Why Fathers Use Abbreviated Pages
Given all of these benefits, why not make enough use of the leaves? For one thing, they may just not know what they’re entitled to. Studies have repeatedly reported poor holiday policy awareness. (See, for example, reports from California and New Jersey.) Both federal unpaid leave (FMLA) and state-sponsored paid leave have some restrictions. But fathers-to-be shouldn’t write off the opportunity to request leave without doing research. It is worth taking a few minutes to research the benefits available. See the National Partnership for Women and Families for information on government coverage for paid leave.
Problems that only occur in fathers
There can also be some potentially negative side effects of parenting sheets for fathers who are inexperienced by mothers. For example, a study in Spain found that fathers who took leave waited longer for the next child than fathers who did not. The study “Does paternity leave reduce fertility?” Also found that after the introduction of two-week paternity leave in Spain, men reported wanting fewer children than women (a reversal from politics).
However, there were no similar reports in the US. However, American studies have found that men who can take paternity leave take short (less than two weeks) leave. This is likely because many of these sheets are unpaid or only partially paid and fathers simply cannot afford the lost wages.
Stress can also play a role with abbreviated leaves. Some fathers have also reported limiting the amount of time they take off the phone due to pressures in the workplace – such as work volumes and deadlines. And a recent thought-provoking study suggests that men who apply for family leave may face stigma.
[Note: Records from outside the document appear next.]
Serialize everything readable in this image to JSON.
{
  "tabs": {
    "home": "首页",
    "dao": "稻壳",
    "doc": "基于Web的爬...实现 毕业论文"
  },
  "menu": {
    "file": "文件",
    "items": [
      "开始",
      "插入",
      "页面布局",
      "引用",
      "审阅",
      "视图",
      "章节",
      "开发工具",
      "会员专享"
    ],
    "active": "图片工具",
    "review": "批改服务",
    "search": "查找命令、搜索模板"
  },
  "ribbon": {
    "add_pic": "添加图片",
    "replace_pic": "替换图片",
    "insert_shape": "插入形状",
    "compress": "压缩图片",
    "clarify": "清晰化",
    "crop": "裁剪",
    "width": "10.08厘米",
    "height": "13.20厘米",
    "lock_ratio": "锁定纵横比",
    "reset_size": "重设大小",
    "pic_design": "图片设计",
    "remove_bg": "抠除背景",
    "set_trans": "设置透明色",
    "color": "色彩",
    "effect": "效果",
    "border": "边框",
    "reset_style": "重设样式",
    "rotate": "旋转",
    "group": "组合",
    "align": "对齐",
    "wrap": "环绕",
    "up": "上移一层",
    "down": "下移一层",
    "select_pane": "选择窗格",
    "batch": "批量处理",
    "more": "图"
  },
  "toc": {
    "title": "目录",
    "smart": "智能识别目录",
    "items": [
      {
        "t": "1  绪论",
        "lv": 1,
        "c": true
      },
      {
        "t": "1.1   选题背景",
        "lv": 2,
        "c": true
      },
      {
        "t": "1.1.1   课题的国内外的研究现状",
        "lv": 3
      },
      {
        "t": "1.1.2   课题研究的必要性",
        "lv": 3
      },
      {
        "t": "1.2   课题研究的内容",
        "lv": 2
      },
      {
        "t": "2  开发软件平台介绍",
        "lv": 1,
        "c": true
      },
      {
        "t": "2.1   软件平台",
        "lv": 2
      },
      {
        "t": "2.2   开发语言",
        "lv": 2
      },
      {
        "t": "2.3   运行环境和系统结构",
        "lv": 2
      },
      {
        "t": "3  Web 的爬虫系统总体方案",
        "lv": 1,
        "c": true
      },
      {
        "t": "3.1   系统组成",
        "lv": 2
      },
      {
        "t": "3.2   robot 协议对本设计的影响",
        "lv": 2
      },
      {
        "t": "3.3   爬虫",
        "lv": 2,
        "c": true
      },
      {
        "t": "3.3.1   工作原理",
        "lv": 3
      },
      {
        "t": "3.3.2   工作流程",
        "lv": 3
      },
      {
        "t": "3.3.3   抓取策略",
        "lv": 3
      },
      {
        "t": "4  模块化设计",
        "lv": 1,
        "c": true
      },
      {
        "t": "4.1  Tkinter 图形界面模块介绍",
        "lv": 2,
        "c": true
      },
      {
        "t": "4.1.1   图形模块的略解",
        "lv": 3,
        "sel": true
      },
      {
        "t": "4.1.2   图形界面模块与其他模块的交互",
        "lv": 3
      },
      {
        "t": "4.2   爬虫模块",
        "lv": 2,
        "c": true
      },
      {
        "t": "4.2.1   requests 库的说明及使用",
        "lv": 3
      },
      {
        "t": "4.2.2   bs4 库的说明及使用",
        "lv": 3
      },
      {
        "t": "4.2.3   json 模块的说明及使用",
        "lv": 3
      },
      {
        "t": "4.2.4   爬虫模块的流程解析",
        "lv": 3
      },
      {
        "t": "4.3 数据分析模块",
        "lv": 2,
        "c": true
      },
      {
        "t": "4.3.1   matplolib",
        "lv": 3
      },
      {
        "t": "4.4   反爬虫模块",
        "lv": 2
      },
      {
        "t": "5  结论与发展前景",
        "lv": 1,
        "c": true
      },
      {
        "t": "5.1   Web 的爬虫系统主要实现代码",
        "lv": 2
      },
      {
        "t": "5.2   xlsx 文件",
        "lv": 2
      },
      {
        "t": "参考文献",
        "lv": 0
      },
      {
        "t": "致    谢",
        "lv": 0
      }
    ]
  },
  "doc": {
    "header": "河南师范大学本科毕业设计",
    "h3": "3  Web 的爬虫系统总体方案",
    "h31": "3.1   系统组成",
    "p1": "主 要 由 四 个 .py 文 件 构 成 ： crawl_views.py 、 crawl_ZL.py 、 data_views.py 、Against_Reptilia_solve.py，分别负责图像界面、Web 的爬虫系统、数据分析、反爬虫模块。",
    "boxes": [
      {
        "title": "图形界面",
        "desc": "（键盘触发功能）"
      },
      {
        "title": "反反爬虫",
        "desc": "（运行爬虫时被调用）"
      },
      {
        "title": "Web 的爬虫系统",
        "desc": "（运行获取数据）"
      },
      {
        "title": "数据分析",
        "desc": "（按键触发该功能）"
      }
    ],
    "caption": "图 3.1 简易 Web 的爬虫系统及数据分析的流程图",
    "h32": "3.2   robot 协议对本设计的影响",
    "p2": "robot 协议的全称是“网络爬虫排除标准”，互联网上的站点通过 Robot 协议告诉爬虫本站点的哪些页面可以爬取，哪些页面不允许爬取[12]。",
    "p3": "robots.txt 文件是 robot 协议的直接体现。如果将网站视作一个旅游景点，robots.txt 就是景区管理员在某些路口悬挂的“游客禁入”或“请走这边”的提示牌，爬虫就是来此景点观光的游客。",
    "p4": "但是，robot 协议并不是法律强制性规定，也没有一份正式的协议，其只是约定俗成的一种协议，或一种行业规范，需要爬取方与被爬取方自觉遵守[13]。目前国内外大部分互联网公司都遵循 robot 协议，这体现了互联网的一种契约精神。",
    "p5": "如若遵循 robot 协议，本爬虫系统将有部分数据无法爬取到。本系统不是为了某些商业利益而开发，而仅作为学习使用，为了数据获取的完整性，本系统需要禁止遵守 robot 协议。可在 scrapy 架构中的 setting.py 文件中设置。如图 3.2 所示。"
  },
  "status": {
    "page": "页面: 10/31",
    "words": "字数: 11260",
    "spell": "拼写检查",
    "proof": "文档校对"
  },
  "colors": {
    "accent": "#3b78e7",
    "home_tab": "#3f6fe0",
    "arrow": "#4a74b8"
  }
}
In this Rutgers University study, “Punishing Men Requesting Family Leave,” students were presented with (fictional) transcripts of male employees and human resources staff. The fathers who asked for leave were characterized as poorer workers and more feminine than those who did not.
That handful of studies aside, almost all of the news is good news. The vast majority of research suggests that everyone benefits when fathers take advantage of paternity leave. So if you’re a new dad on paternity leave benefits, take full advantage of them – which hopefully lasts over 24 hours. To use the jargon your prospective third grader may use: Make like a tree – and LEAVE!